So we’ve all found at this point that OpenID while appealing to geeks has a terrible user experience (particularly for non-Geeks) and painfully obvious in hindsight issues with privacy and bi-directional information leakage.
So while OpenID may be the hero we deserve, Mozilla Persona (persona.org) thankfully appears to be the hero we need.
Mozilla Persona uses a lot of hindsight intelligence to give us a true successor to OpenID that works and that has a wonderfully simple user experience for geeks and muggles alike: choose an email address and if your email provider supports it you login just like logging in to check your email and if not you fallback to a simple choose a password screen. Plus there’s already smart support for Yahoo and Google accounts already by bootstrapping their existing OpenID/OAuth implementations.

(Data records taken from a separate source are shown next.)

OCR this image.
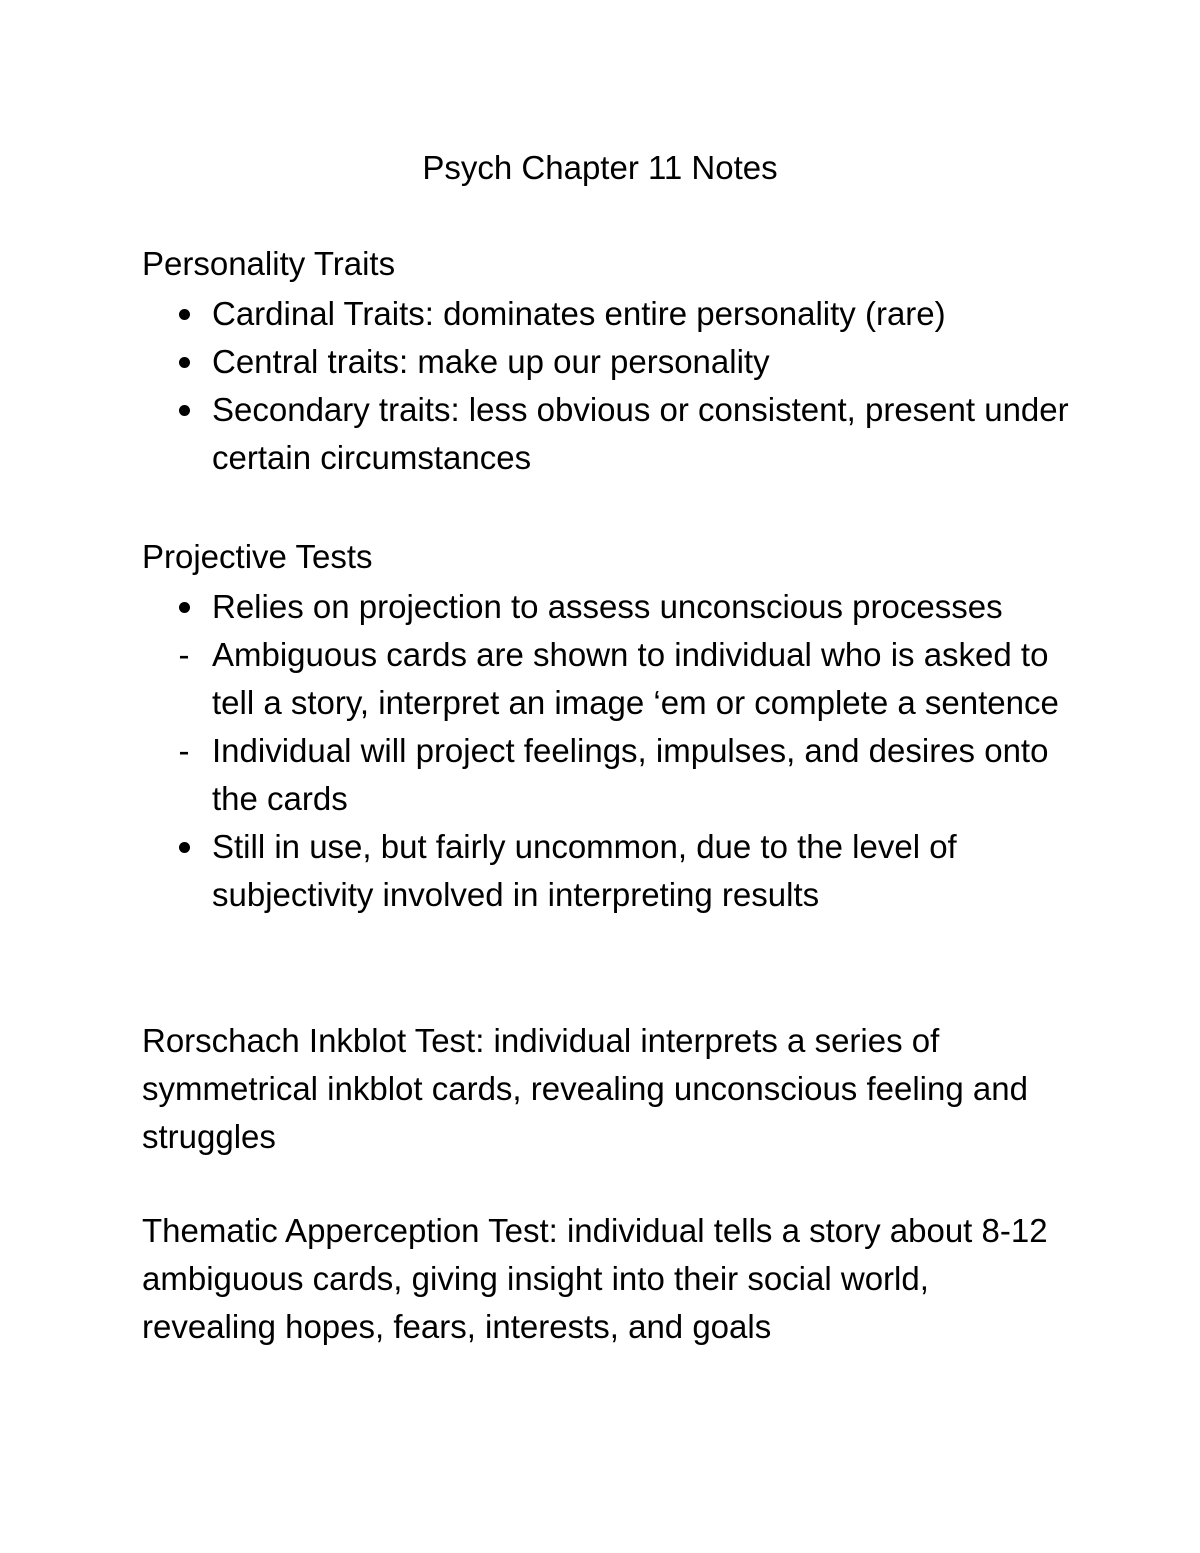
Psych Chapter 11 Notes
Personality Traits
Cardinal Traits: dominates entire personality (rare)
Central traits: make up our personality
Secondary traits: less obvious or consistent, present under certain circumstances
Projective Tests
Relies on projection to assess unconscious processes
- Ambiguous cards are shown to individual who is asked to tell a story, interpret an image ‘em or complete a sentence
- Individual will project feelings, impulses, and desires onto the cards
Still in use, but fairly uncommon, due to the level of subjectivity involved in interpreting results

Rorschach Inkblot Test: individual interprets a series of symmetrical inkblot cards, revealing unconscious feeling and struggles

Thematic Apperception Test: individual tells a story about 8-12 ambiguous cards, giving insight into their social world, revealing hopes, fears, interests, and goals
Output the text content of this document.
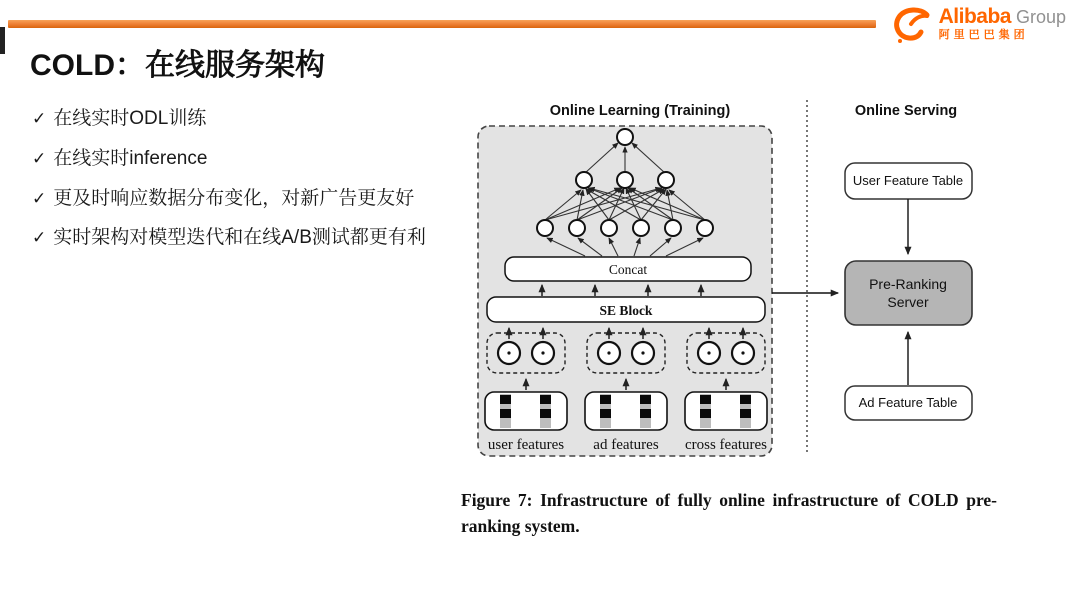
Alibaba Group
阿里巴巴集团
COLD：在线服务架构
✓ 在线实时ODL训练
✓ 在线实时inference
✓ 更及时响应数据分布变化，对新广告更友好
✓ 实时架构对模型迭代和在线A/B测试都更有利
Online Learning (Training)	Online Serving
Concat
SE Block
user features ad features cross features
User Feature Table
Pre-Ranking
Server
Ad Feature Table
Figure 7: Infrastructure of fully online infrastructure of COLD pre-ranking system.
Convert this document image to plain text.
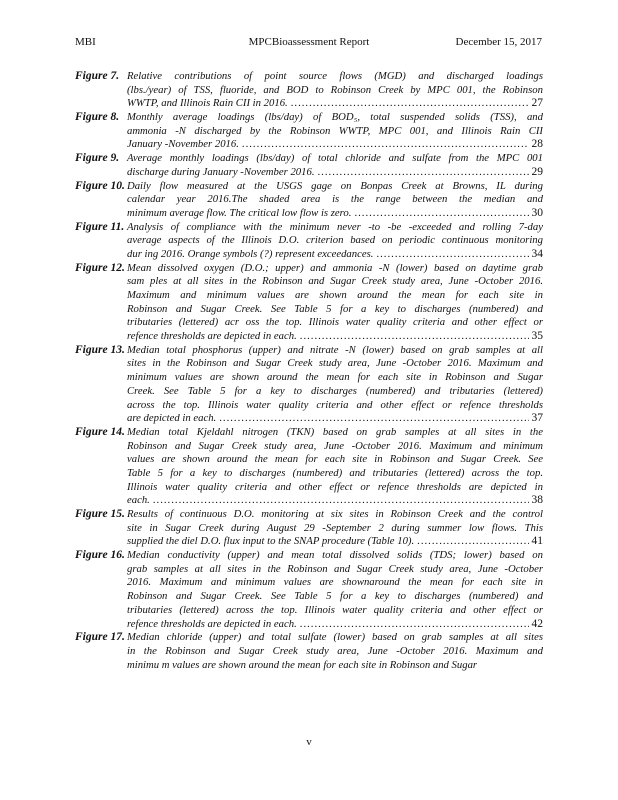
MBI	MPCBioassessment Report	December 15, 2017
Figure 7. Relative contributions of point source flows (MGD) and discharged loadings
(lbs./year) of TSS, fluoride, and BOD to Robinson Creek by MPC 001, the Robinson
WWTP, and Illinois Rain CII in 2016. .....	27
Figure 8. Monthly average loadings (lbs/day) of BOD₅, total suspended solids (TSS), and
ammonia -N discharged by the Robinson WWTP, MPC 001, and Illinois Rain CII
January -November 2016. .....	28
Figure 9. Average monthly loadings (lbs/day) of total chloride and sulfate from the MPC 001
discharge during January -November 2016. .....	29
Figure 10. Daily flow measured at the USGS gage on Bonpas Creek at Browns, IL during
calendar year 2016.The shaded area is the range between the median and
minimum average flow. The critical low flow is zero. .....	30
Figure 11. Analysis of compliance with the minimum never -to -be -exceeded and rolling 7-day
average aspects of the Illinois D.O. criterion based on periodic continuous monitoring
dur ing 2016. Orange symbols (?) represent exceedances. .....	34
Figure 12. Mean dissolved oxygen (D.O.; upper) and ammonia -N (lower) based on daytime grab
sam ples at all sites in the Robinson and Sugar Creek study area, June -October 2016.
Maximum and minimum values are shown around the mean for each site in
Robinson and Sugar Creek. See Table 5 for a key to discharges (numbered) and
tributaries (lettered) acr oss the top. Illinois water quality criteria and other effect or
refence thresholds are depicted in each. .....	35
Figure 13. Median total phosphorus (upper) and nitrate -N (lower) based on grab samples at all
sites in the Robinson and Sugar Creek study area, June -October 2016. Maximum and
minimum values are shown around the mean for each site in Robinson and Sugar
Creek. See Table 5 for a key to discharges (numbered) and tributaries (lettered)
across the top. Illinois water quality criteria and other effect or refence thresholds
are depicted in each. .....	37
Figure 14. Median total Kjeldahl nitrogen (TKN) based on grab samples at all sites in the
Robinson and Sugar Creek study area, June -October 2016. Maximum and minimum
values are shown around the mean for each site in Robinson and Sugar Creek. See
Table 5 for a key to discharges (numbered) and tributaries (lettered) across the top.
Illinois water quality criteria and other effect or refence thresholds are depicted in
each. .....	38
Figure 15. Results of continuous D.O. monitoring at six sites in Robinson Creek and the control
site in Sugar Creek during August 29 -September 2 during summer low flows. This
supplied the diel D.O. flux input to the SNAP procedure (Table 10). .....	41
Figure 16. Median conductivity (upper) and mean total dissolved solids (TDS; lower) based on
grab samples at all sites in the Robinson and Sugar Creek study area, June -October
2016. Maximum and minimum values are shownaround the mean for each site in
Robinson and Sugar Creek. See Table 5 for a key to discharges (numbered) and
tributaries (lettered) across the top. Illinois water quality criteria and other effect or
refence thresholds are depicted in each. .....	42
Figure 17. Median chloride (upper) and total sulfate (lower) based on grab samples at all sites
in the Robinson and Sugar Creek study area, June -October 2016. Maximum and
minimu m values are shown around the mean for each site in Robinson and Sugar
v
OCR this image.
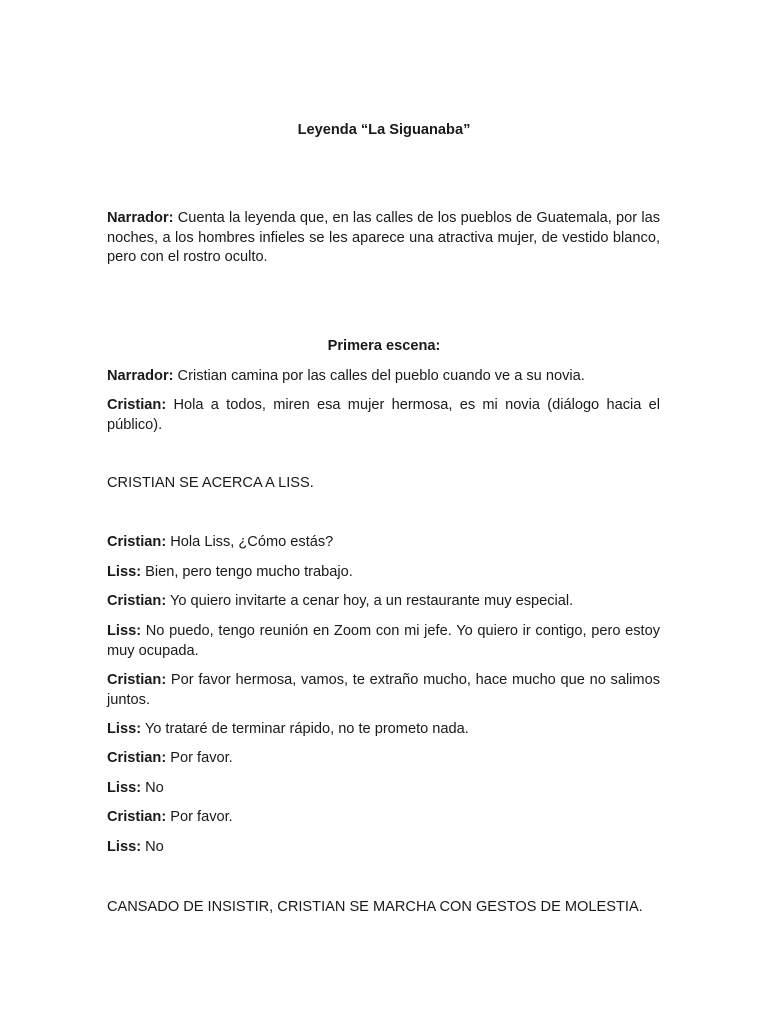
Leyenda “La Siguanaba”
Narrador: Cuenta la leyenda que, en las calles de los pueblos de Guatemala, por las noches, a los hombres infieles se les aparece una atractiva mujer, de vestido blanco, pero con el rostro oculto.
Primera escena:
Narrador: Cristian camina por las calles del pueblo cuando ve a su novia.
Cristian: Hola a todos, miren esa mujer hermosa, es mi novia (diálogo hacia el público).
CRISTIAN SE ACERCA A LISS.
Cristian: Hola Liss, ¿Cómo estás?
Liss: Bien, pero tengo mucho trabajo.
Cristian: Yo quiero invitarte a cenar hoy, a un restaurante muy especial.
Liss: No puedo, tengo reunión en Zoom con mi jefe. Yo quiero ir contigo, pero estoy muy ocupada.
Cristian: Por favor hermosa, vamos, te extraño mucho, hace mucho que no salimos juntos.
Liss: Yo trataré de terminar rápido, no te prometo nada.
Cristian: Por favor.
Liss: No
Cristian: Por favor.
Liss: No
CANSADO DE INSISTIR, CRISTIAN SE MARCHA CON GESTOS DE MOLESTIA.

Technically it does a lot of things right: it has a friendly and trustworthy brand name (but leaves the focus on site being logged into), it is based on browser PKI support and implementing it in a website is just a matter of integrating a friendly JavaScript API and a quick REST call to a web service for signature verification. Things are fairly nicely decoupled and there is much done to increase user security and privacy.
It really does seem like the first true user-friendly web-wide single sign on system that could work. It’s still the early days for it (only a small handful of sites actively accept it right now), but well worth taking a look at it and considering supporting it, because I do think it is the SSO we, the web, need.